よくよく考えていみると3年先の自分が進む方向くらいは
イメージすることができるんですよね。
糸井
例えば大きな震災があった後は
より今日という日を充実させていこうと思いますよね。
それは立派な考えですし、そっちの方が説得力があります。

糸井
必ずしもわからないことばかりではないんですよ。
僕はこの歳になってそのことに気づきました。
古賀さんの歳でもこの感覚がわかる人はいるかも知れない。
素直にこの考えを受け入れるのは実際難しいんですよ。
古賀
震災や気仙沼への関わりは関係していますか?
糸井
そうですね。
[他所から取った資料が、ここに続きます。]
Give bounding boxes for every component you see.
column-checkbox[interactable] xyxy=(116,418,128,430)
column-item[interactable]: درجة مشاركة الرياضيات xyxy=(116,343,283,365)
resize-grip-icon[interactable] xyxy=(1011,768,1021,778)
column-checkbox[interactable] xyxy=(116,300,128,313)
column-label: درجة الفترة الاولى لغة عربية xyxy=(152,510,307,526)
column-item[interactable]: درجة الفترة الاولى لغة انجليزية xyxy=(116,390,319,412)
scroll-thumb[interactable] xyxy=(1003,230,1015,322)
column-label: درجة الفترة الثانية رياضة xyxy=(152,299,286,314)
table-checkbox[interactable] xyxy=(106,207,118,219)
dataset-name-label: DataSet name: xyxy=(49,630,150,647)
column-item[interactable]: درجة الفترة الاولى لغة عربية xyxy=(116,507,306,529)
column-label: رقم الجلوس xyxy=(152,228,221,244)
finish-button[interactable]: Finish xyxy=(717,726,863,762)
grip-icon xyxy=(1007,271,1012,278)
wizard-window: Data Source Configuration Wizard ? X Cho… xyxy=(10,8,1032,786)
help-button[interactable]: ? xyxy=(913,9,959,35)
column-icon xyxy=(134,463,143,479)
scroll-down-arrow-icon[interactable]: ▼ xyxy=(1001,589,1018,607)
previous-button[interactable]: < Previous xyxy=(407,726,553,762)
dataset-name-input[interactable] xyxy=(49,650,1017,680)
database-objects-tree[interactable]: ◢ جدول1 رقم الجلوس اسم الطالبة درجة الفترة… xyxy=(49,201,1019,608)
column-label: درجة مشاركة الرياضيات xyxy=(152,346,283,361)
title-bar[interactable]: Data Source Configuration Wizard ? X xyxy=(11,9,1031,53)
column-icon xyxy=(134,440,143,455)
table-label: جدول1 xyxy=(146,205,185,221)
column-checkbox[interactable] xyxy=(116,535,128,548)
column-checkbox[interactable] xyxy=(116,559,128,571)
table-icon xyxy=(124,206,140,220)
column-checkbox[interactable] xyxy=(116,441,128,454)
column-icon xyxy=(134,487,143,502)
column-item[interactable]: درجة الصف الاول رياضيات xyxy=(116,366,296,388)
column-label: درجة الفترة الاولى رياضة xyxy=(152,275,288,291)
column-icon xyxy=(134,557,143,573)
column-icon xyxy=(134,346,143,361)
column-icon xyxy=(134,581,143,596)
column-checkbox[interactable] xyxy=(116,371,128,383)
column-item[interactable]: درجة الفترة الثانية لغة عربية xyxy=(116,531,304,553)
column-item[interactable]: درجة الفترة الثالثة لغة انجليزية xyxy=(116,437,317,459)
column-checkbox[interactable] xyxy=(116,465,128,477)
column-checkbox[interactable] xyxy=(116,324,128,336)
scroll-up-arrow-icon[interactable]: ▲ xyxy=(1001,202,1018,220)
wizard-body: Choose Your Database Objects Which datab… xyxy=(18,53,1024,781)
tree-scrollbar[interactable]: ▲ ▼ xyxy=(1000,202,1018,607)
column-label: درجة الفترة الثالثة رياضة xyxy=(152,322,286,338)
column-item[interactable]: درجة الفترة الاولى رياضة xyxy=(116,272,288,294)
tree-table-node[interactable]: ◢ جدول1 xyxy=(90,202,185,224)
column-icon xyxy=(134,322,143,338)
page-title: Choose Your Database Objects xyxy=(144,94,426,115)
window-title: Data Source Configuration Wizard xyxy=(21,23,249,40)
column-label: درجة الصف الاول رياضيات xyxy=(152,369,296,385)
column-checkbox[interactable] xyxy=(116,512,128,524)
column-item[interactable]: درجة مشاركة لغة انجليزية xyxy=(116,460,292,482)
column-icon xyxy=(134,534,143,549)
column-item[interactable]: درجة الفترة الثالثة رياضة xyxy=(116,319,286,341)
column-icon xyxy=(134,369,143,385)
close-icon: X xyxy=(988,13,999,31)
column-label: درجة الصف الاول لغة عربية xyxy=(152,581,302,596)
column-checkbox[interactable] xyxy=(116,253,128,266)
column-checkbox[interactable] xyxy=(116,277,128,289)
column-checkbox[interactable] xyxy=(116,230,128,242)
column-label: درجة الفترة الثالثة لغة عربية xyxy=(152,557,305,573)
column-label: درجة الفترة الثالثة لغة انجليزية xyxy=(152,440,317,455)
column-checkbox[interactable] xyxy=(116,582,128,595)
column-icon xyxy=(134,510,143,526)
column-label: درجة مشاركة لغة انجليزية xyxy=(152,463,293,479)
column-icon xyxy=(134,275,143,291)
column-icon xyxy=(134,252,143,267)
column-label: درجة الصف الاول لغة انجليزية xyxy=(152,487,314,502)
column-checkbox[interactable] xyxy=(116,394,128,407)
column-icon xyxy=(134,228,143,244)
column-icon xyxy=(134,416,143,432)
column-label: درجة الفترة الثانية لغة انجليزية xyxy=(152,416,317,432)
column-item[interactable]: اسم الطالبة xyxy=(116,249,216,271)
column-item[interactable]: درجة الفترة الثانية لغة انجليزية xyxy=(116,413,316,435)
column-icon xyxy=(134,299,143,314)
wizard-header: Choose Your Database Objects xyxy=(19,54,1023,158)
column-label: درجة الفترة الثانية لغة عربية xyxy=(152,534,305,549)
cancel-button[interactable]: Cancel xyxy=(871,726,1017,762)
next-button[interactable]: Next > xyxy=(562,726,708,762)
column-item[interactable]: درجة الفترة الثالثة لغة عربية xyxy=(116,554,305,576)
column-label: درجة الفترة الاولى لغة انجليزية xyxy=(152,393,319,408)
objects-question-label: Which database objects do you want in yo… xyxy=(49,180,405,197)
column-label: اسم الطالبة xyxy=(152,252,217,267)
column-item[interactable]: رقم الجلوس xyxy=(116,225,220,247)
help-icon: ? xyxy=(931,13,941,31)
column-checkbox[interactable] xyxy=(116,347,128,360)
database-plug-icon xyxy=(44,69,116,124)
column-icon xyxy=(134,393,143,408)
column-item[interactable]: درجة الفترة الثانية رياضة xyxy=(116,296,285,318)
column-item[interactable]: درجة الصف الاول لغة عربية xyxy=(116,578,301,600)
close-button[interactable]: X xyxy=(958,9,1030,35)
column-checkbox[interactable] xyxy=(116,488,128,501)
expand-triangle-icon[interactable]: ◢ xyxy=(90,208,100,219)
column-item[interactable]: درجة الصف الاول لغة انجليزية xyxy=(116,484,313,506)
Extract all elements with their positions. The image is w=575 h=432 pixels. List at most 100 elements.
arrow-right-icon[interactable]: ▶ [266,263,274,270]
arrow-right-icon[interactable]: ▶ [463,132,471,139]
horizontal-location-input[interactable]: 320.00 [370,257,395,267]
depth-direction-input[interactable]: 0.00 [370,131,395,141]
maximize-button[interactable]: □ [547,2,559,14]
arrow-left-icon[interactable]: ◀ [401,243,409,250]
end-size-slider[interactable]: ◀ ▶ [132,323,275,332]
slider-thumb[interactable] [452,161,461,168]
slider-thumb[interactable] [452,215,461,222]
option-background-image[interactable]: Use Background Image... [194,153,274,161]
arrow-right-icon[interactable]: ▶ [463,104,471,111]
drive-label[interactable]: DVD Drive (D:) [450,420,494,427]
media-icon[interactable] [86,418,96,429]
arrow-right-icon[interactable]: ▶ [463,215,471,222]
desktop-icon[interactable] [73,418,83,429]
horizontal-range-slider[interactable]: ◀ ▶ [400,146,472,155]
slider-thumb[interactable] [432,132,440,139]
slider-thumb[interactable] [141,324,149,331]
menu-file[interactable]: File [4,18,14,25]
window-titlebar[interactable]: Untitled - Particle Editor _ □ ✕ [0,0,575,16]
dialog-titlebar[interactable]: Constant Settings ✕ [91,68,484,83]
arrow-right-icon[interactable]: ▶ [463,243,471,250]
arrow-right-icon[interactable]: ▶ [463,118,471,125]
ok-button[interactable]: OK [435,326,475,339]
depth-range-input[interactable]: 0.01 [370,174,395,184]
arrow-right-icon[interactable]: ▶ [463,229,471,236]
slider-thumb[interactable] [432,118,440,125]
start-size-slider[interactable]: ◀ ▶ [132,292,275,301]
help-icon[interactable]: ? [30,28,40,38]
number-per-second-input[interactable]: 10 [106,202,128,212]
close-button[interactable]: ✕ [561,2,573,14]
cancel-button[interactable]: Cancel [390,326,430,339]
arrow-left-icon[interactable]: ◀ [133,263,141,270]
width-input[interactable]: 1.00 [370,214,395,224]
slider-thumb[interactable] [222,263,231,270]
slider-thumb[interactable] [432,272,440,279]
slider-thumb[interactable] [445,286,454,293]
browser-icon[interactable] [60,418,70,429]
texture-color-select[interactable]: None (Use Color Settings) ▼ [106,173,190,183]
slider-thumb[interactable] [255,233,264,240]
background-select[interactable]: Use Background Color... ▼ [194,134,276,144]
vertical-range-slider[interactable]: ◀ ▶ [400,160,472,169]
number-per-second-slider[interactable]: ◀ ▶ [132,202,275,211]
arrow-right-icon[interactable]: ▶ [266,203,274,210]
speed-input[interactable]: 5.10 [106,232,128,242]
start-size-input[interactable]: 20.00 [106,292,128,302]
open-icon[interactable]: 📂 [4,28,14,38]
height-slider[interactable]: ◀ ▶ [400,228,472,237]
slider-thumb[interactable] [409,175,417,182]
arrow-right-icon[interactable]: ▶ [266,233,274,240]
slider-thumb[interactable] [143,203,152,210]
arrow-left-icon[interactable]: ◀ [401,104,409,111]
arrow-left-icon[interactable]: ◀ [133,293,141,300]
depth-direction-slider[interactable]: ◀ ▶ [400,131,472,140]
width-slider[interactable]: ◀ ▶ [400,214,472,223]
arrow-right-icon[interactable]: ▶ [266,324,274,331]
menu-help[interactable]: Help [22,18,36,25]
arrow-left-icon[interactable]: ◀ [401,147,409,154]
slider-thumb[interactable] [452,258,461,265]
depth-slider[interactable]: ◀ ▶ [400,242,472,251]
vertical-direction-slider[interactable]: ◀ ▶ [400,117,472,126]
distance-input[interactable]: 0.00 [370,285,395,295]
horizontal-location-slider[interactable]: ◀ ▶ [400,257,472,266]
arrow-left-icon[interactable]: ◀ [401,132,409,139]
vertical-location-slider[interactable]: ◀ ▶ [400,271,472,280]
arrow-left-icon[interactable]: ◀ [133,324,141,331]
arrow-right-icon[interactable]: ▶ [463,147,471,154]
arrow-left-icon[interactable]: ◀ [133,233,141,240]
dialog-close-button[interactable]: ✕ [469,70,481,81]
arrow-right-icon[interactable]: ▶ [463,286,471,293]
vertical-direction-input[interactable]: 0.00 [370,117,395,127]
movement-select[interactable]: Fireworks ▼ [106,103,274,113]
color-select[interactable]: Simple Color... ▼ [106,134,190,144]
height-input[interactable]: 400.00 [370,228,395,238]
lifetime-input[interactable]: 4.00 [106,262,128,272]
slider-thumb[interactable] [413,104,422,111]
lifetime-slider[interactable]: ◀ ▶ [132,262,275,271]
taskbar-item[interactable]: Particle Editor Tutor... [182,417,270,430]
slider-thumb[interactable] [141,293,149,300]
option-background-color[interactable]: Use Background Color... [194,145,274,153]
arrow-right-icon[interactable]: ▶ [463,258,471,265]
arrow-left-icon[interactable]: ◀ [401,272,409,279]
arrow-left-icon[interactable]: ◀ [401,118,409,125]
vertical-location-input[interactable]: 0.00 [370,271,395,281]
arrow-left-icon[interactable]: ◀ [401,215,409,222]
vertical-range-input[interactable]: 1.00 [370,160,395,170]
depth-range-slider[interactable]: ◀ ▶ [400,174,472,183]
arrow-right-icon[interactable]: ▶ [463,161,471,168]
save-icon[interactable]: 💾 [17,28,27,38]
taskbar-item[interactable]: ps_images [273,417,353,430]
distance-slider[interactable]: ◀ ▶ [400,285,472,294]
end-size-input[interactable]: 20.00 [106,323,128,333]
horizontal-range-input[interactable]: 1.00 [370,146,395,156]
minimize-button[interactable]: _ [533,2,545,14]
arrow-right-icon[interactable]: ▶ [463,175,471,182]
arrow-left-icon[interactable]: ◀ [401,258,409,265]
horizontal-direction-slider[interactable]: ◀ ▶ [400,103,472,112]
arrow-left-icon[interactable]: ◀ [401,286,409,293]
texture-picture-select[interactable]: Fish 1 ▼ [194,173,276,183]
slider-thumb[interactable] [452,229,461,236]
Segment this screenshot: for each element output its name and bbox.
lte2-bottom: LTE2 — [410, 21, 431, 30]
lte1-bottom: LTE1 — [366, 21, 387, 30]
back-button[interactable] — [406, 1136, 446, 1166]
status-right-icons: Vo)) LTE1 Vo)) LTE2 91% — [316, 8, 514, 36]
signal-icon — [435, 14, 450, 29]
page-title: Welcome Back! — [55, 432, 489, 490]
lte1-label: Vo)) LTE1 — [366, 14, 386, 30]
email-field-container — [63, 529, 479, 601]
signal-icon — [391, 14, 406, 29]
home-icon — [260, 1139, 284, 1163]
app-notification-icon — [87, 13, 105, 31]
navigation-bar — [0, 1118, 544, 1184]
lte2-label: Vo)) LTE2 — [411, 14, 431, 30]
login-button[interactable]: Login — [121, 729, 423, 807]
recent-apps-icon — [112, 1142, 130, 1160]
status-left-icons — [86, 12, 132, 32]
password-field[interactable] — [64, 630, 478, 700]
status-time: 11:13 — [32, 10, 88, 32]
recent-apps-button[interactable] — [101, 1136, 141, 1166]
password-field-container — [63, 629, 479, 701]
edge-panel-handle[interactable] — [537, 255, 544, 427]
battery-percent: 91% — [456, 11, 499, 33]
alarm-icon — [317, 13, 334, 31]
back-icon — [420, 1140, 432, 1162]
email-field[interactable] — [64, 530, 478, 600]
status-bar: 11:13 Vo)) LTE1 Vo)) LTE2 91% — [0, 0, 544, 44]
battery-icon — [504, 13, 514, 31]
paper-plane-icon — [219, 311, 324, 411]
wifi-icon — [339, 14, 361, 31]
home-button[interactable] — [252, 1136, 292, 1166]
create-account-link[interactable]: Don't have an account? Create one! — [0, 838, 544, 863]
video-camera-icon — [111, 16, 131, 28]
ぼくがずっと思ってることは1つなんですよ。
みんなが優しくしてくれる時に、
自然にその行為を受け取れるかどうかなんですよ。
震災された方と友達になりたいと早く言ったのは
友達の言葉なら素直に聞けるじゃないですか。
古賀
そうですね、うんうん。
糸井
普通の「ありがとう」と言ってくれる関係がいいと思っています。
余計なことをしていないかを考えるようになりました。

古賀
当事者になれない東京の僕たちにとって、
特に福島とのつき合い方や距離感のヒントが
友達ということになるんですね。
糸井
家族だと大きすぎるんです。
古賀さんは自分の考えをどう納めようと思いました?
古賀
僕はちょうどcakesの加藤さんと本を作っていて、
入稿するタイミングで震災が起きました。
このまま震災に触れずに何事もなかったように出版するのは
おかしいという話になって、4月頃現地に取材しました。
古賀
あの瓦礫は自衛隊の方に任せるしかなくて
僕らになにもできない状態でした。
皆が粋消耗している中で僕は西に意識を向けました。
西に東京の僕らが頑張っていることを伝えようと思いました。
糸井
瓦礫を見たらもう言葉が出てきませんよね。
あの時の何もできないという思いが
ずっと形を変えて今も小さく僕の中に残っています。

糸井
あの頃大根仁監督が映画『モテキ』を撮っていたんですよ。
彼が辞めず撮影し続けたのは大変なことだったと思います。
古賀
「正しいことを行う自分」を規定しちゃうと、
間違った方向に進みがちだったように思います。
糸井さんや『ほぼ日』の活動を見ていて、
震災に関わる態度や立場を上手くコントロールされていて、
正しい道を進んでいるような印象を受けました。
友達という最初の起点が他とは違いますよね。
糸井
やっぱり吉本さんの影響大きいですね。
「いいことをやっている時は悪いことをやっていると思え、
悪いことをやっているときはいいことをやっていると思え」、
みたいに吉本さんは物事を全く逆に考えるんですよ。
吉本さんちの奥さんは「お父ちゃんは偽物だ」って言うわけで。
古賀
はああ。
糸井 
お父ちゃんいい人だけど、
そうなろうとしてなってるから本物じゃないって。
ぼくは今更本物にはなれないんで(笑)

糸井
そういう吉本さんの方法しかないんですよ。
ほんとうのことを言う偽物が結局なれる場所なんですよね。
態度についてはこれからも間違わないような気がします。
間違っていたら言ってくださいね。